Accountability, Cont.

Yesterday the Texas Supreme Court overturned two murder convictions based on evidence that their constitutional rights were violated as a result of repeated misconduct on the part of the former prosecutor who handled both trials. Dennis Lee Allen and Stanley Mozeewere convicted in 2000 of murdering Jesse Borns, Jr., a local store owner and lay minister and sentenced to life in prison. They were freed from prison in a Dallas County district courtroom more than three years ago based on new evidence uncovered as the result of a joint re-investigation of the case by the Innocence Project, the Innocence Project of Texas and the Dallas County District Attorney’s Office.

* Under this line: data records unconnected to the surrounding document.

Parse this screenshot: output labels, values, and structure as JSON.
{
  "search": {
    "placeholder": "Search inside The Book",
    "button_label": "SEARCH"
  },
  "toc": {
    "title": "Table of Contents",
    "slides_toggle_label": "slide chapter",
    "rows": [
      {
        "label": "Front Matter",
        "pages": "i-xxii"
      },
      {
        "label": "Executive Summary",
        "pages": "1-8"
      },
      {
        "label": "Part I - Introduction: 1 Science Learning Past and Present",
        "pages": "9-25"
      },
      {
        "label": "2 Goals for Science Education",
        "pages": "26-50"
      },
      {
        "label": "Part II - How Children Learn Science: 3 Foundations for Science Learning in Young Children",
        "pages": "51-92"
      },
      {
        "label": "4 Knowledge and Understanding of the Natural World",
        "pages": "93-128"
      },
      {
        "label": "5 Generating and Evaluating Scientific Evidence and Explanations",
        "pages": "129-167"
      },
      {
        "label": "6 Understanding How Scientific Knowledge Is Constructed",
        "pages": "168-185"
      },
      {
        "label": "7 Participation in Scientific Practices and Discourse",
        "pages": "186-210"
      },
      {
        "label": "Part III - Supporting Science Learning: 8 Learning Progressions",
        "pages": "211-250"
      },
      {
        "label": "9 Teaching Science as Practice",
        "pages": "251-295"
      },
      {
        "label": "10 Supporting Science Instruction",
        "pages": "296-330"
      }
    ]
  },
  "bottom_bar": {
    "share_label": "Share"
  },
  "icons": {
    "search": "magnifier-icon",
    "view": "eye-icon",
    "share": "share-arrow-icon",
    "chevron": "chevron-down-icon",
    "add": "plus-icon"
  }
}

In March 2017,  A District Judge found that prosecutor in the case had withheld numerous items of exculpatory evidence relating to informants and eyewitnesses from both defendants and had also presented false testimony from these witnesses at both Mozee’s and Allen’s trials.  The findings were entered with the support and agreement of Dallas County District Attorney Faith Johnson and her Conviction Integrity Unit. Yesterday the Texas Court of Criminal Appeals agreed with the district court’s findings and vacated both murder convictions on due process grounds.

So, what happened to the prosecutor who put two innocent men in prison for a decade? According to the Innocence Project, the ADA, Rick Jackson, “is no longer with that office.”